NEW YORK — The American Medical Association has come out in favor of legislation to stop deals between branded and generic drug makers that critics blame for delaying entry of generics into the market, according to published reports.
Forbes reported that the AMA would support federal legislation to ban so-called "pay-for-delay" settlements. The AMA joins the Federal Trade Commission, which has strongly criticized the settlements
Typically, when a generic drug company wants to be the first to market a generic version of a drug, it will file for Food and Drug Administration approval for it before the branded drug has lost patent protection. This usually prompts a lawsuit from the branded drug company, and while the suits often go to trial, in many cases, they will result in a settlement that allows the generic drug maker to launch at a later date.

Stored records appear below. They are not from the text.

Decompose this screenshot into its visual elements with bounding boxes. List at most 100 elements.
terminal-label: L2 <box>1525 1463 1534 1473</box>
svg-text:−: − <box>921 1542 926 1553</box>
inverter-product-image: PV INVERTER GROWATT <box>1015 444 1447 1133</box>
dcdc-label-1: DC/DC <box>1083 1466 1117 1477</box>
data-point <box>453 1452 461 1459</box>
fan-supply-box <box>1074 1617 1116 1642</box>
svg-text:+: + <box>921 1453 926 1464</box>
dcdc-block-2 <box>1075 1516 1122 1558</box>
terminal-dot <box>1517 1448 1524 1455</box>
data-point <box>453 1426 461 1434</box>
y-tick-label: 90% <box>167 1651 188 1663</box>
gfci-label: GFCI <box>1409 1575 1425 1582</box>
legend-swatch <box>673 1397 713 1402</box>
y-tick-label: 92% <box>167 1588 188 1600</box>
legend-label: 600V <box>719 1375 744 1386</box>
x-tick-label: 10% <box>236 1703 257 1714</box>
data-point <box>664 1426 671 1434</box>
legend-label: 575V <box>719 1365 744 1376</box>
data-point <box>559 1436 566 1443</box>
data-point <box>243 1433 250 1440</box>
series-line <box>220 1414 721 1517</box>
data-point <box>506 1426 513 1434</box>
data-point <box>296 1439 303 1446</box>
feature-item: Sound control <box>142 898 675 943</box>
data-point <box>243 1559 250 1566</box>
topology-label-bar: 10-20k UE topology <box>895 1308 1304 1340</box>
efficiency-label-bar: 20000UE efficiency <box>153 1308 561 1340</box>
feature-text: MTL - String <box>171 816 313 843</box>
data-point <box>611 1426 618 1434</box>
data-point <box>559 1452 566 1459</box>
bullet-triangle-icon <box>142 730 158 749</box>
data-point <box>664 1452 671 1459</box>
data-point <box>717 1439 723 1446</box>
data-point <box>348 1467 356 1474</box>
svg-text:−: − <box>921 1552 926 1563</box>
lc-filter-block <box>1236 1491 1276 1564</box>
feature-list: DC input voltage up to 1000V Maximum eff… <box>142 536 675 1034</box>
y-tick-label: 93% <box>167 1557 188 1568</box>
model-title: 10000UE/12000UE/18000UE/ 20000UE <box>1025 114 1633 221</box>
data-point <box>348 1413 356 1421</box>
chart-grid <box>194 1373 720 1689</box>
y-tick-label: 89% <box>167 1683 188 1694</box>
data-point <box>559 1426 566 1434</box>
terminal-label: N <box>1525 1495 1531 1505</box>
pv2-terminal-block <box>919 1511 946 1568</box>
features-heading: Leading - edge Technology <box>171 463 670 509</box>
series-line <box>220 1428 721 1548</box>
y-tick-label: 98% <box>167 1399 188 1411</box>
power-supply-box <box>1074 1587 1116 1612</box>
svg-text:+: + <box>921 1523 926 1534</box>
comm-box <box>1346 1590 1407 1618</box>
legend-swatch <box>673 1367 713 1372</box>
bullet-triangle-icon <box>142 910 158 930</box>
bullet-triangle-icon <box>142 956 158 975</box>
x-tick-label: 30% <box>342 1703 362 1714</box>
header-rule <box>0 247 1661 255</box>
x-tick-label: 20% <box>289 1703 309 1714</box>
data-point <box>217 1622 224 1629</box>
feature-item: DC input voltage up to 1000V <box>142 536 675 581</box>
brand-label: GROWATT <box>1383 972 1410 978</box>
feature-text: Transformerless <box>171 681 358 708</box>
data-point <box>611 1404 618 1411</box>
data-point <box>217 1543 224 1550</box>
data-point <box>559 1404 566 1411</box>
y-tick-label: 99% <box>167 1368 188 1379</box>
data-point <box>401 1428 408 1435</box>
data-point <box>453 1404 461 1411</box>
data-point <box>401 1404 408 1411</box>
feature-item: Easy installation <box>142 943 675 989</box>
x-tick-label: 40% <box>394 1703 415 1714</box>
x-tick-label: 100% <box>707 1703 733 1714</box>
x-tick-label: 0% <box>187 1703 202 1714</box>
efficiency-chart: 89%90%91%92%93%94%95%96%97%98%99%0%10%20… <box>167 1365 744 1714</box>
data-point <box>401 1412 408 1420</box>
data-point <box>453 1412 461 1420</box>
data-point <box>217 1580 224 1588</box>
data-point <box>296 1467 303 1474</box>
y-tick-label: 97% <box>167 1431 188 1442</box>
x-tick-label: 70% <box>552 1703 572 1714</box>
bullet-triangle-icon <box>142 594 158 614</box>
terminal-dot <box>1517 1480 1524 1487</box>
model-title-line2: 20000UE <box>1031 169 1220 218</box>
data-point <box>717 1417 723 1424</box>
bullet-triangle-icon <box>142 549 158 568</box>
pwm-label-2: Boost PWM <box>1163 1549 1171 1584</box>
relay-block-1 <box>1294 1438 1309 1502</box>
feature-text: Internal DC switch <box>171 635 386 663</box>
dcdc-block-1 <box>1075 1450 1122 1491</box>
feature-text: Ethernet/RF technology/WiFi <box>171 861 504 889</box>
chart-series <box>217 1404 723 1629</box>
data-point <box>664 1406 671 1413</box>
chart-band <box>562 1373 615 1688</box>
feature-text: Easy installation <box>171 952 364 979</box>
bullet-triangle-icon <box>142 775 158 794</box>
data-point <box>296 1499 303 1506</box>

While the "pay" part of the deal may be monetary, it frequently consists of a promise on the part of the branded drug maker not to market an authorized generic — essentially the branded drug marketed at a discount under its generic name, usually by a third-party company — during the 180-day market exclusivity period to which generic companies are entitled if they are the first to win approval for a generic, when they have the sole right to compete against the branded version.
According to the Generic Pharmaceutical Association, a trade group, the settlements usually result in the generic drug becoming available ahead of patent expiration, and delaying entry beyond the expiration would be illegal.